In October 2007 I qualified with a Canine Massage diploma run by Galen Therapy Centre, West Sussex www.caninetherapy.co.uk

This course involved several hours of practical massage including case studies and theory units covering everything from the musculoskeletal system to the benefits and contraindications of massage. I’m not afraid to say that the course was very hard work and as in depth as my Zoology degree! The final assessment included a terrifying viva with an orthopaedic vet where I talked about my case studies and asked to name all the pelvic muscles; their insertions, origins and actions.

Later this year I am hoping to refresh my knowledge with a further course at Galen on exercise in adult dogs – with the aim of learning how to increase canine flexibility & mobility.

If you have noticed any of the following symptoms in your dog then he/she may benefit from massage: difficulty jumping in the car, too stiff to climb the stairs, difficulty getting up, trailing behind on his/her walks and intermittent lameness. Dogs suffering from conditions such as hip or elbow dysplasia, arthritis and ligament or tendon problems may also benefit. Sports massage can help improve performance of working dogs, agility and flyball dogs too. Many injuries in dogs which occur during exercise happen because the dog was not warmed up properly; pre-event massage is a useful tool here.

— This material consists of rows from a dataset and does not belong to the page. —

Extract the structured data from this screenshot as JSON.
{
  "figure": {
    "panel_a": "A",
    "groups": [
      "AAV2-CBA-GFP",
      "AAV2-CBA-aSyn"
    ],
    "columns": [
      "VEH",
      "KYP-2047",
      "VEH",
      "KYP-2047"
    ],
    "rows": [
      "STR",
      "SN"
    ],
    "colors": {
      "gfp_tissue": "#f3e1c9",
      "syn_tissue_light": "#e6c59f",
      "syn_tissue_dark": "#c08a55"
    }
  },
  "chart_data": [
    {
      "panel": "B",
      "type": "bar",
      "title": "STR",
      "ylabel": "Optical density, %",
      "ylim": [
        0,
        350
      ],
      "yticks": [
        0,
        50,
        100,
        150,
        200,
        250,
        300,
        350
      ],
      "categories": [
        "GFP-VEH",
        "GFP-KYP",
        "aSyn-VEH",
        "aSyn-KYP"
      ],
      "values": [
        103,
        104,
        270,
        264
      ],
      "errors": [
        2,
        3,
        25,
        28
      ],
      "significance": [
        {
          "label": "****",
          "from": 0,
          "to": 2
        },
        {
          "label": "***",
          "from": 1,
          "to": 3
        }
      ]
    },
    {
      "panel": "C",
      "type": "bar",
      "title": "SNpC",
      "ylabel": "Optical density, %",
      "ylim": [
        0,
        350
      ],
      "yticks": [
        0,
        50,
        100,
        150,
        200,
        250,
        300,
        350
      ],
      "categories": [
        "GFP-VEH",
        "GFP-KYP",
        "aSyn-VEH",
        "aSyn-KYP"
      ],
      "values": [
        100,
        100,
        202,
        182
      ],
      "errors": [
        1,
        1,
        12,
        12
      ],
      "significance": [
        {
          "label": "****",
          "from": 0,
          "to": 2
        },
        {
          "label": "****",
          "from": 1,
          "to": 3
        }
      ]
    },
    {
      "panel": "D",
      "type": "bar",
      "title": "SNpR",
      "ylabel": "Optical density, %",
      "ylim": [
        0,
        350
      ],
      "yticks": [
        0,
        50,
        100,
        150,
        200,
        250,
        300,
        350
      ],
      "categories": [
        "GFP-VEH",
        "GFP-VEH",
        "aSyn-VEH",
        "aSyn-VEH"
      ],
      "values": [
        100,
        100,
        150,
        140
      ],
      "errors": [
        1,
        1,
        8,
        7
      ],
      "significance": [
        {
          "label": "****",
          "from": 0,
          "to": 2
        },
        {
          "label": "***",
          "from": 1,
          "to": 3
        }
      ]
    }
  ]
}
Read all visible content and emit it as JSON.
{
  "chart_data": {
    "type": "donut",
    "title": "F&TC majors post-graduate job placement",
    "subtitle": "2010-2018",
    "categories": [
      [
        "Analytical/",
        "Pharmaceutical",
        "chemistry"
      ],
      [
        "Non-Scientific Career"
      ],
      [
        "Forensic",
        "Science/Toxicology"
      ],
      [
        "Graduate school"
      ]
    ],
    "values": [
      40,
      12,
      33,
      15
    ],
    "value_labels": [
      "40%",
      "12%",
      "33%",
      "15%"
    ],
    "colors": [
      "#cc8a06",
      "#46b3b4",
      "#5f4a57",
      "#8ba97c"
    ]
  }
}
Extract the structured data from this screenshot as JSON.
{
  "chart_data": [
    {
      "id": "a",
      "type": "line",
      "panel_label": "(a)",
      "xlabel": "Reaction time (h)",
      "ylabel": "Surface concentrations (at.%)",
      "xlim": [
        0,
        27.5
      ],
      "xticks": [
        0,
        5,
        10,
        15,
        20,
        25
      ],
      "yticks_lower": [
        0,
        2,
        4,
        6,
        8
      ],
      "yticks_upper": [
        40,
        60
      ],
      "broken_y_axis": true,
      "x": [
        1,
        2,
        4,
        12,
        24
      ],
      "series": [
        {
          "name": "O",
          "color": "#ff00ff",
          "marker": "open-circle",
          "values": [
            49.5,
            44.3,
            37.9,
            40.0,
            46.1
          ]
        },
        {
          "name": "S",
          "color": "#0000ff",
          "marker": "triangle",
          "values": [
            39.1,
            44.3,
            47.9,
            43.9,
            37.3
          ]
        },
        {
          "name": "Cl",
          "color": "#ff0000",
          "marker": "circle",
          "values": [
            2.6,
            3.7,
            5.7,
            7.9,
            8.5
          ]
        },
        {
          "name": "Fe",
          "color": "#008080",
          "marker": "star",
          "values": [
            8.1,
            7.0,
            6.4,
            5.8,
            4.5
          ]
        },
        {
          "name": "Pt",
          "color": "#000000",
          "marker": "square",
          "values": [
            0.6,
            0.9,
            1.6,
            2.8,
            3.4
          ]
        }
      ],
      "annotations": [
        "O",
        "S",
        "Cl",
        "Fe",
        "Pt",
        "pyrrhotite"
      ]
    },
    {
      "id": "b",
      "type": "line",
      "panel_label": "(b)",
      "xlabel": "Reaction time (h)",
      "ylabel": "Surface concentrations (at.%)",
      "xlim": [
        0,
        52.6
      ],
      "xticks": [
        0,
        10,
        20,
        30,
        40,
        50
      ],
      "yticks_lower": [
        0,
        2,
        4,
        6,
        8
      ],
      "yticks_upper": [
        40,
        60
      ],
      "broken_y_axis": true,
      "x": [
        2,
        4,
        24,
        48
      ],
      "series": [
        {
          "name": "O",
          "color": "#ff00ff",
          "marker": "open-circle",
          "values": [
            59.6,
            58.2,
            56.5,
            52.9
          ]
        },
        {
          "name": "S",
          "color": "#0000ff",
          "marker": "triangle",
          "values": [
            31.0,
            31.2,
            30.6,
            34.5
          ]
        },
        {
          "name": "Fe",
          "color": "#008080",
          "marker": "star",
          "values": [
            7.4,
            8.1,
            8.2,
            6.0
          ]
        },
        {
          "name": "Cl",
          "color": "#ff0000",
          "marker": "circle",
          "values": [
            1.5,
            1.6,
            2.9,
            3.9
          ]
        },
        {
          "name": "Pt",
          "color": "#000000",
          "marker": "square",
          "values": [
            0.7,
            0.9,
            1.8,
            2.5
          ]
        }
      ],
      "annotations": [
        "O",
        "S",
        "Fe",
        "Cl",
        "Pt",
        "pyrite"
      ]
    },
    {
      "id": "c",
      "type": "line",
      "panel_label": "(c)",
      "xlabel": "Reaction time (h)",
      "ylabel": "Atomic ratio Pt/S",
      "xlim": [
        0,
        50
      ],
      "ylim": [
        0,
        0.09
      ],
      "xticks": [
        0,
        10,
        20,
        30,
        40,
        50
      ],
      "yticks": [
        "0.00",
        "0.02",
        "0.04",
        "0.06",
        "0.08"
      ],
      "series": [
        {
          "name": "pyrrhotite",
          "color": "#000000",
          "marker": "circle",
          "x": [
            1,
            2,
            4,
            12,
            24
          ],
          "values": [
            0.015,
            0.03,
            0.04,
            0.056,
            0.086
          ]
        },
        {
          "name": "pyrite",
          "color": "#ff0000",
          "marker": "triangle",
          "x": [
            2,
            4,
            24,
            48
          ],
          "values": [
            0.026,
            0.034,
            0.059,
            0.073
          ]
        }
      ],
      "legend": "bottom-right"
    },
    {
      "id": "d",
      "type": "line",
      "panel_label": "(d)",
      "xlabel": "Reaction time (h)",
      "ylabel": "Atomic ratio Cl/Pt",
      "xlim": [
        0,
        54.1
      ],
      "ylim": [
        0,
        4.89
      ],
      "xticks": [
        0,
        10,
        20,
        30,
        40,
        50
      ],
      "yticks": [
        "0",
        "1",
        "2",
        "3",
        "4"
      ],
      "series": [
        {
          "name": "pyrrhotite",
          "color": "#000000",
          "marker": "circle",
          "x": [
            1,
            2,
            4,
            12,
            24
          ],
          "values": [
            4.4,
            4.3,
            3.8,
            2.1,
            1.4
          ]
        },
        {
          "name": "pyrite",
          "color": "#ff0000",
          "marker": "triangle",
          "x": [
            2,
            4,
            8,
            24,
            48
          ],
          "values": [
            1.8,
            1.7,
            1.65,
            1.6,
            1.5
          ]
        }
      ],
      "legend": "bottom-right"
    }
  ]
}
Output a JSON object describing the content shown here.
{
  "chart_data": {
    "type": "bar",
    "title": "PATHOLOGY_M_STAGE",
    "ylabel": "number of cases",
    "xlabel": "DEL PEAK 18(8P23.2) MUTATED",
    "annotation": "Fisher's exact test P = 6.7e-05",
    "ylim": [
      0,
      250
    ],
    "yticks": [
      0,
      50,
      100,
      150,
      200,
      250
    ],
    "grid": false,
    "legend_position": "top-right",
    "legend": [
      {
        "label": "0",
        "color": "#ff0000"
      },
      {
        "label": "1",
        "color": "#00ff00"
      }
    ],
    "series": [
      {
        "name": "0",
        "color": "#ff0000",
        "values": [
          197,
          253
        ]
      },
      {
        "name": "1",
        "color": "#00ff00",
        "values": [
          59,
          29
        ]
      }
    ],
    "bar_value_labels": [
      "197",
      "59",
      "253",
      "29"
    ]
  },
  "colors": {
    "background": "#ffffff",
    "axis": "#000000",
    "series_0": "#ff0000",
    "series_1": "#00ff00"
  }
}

Massage can increase the circulation of blood, speed up recovery time after injury, encourage lymphatic drainage (remove metabolic waste), decrease muscle tension (which causes stiffness), influence the nervous system (can help relax or stimulate) and increase flexibility in dogs.

If you think your dog may benefit from massage please look for a qualified therapist that has full insurance. It is illegal for someone other than a vet to treat your dog without your permission and your vet’s consent prior to treatment.

Remember that diet is very important for dogs with joint and/or soft tissue conditions. One of the most important things you can do to help these dogs is to keep him/her as lean as possible.  A low fat diet such as Burns should help to do this. A natural, low residue diet is also important; this will help to avoid the accumulation of excess metabolic waste in the muscles and around the joints.